Likewise, familial clustering of sarcoidosis has been reported previously. Various genes have been suggested to contribute to genetic susceptibility to sarcoidosis, including genes encoding angiotensin converting enzyme, vitamin D receptor, T-cell receptor genes, immunoglobulin genes, and, most relevant, HLA genes (
15). It is claimed that HLAs DRB1*08, DRB1*11, DRB1*12, DRB1*14, DR 15 (serotype of HLA DRB1*15), and DR 17 (equivalent to HLA DRB1*03) cause susceptibility to developing sarcoidosis; however, some others, including HLAs DR1 (HLA DRB1*01), DR4 (HLA DRB1*04), and possibly DQ*0202 may play a protective role (
9,
16).
Barr et al. showed that HLA A1, B8, and DR3 phenotype occur with a higher frequency in cases with sarcoidosis associated with UC than the patients with either disease alone (
17). The present case had HLA-A*01 allele, which may be related to the occurrence of sarcoidosis in association with UC.
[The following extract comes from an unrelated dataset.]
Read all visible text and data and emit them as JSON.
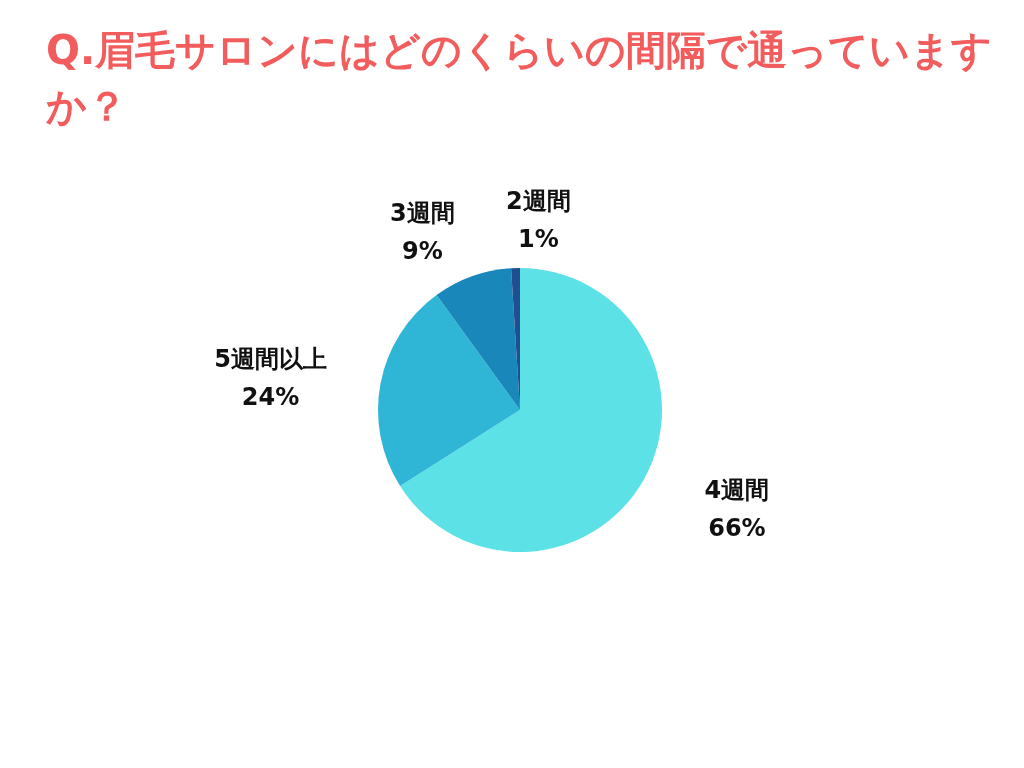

DRB1*13-DQB1*06 haplotype is one of the most prominent positive HLA associations of primary sclerosing cholangitis (PSC). The present case, though not complicated by PSC, had the DRB1*13-DQB1*06 haplotype. The frequency of the DRB1*13-DQB1*06 haplotype is about 3.3-7.7% in different Iranian ethnic populations (
18). This suggests that this haplotype may play a role in different autoimmune disorders, including sarcoidosis.
Some cases have been shown to harbor both sarcoidosis-related HLA alleles and UC-related alleles (
3). However, patients suffering from both diseases without any of the known susceptible HLA genotypes have also been reported (
3). These cases, along with our reported case suggest that there might be unknown common susceptible genes outside the MHC class I and II region influencing the onset of both sarcoidosis and UC. Some non-classical HLA genes involved in antigen processing and presentation, namely TAP, LMP, and DM, and alleles of the tumor necrosis factor gene cluster (TNFA, LTA, LTB), seem to contribute (
15). The association of IL23R with sarcoidosis has also been identified, and based on genetic results, possible aetiologic similarities between sarcoidosis and IBD were reported (
19). Further studies are required to better understand the genetic associations between sarcoidosis and UC. It has also been reported that patients with UC treated with infliximab are susceptible to develop sarcoidosis (
20-
24).
3.1. Conclusions
Herein, we reported a case that developed sarcoidosis 20 years after the onset of UC symptoms without a prior history of infliximab therapy. Patients with UC who possess HLA-A*01 phenotype may possibly be more susceptible to developing sarcoidosis.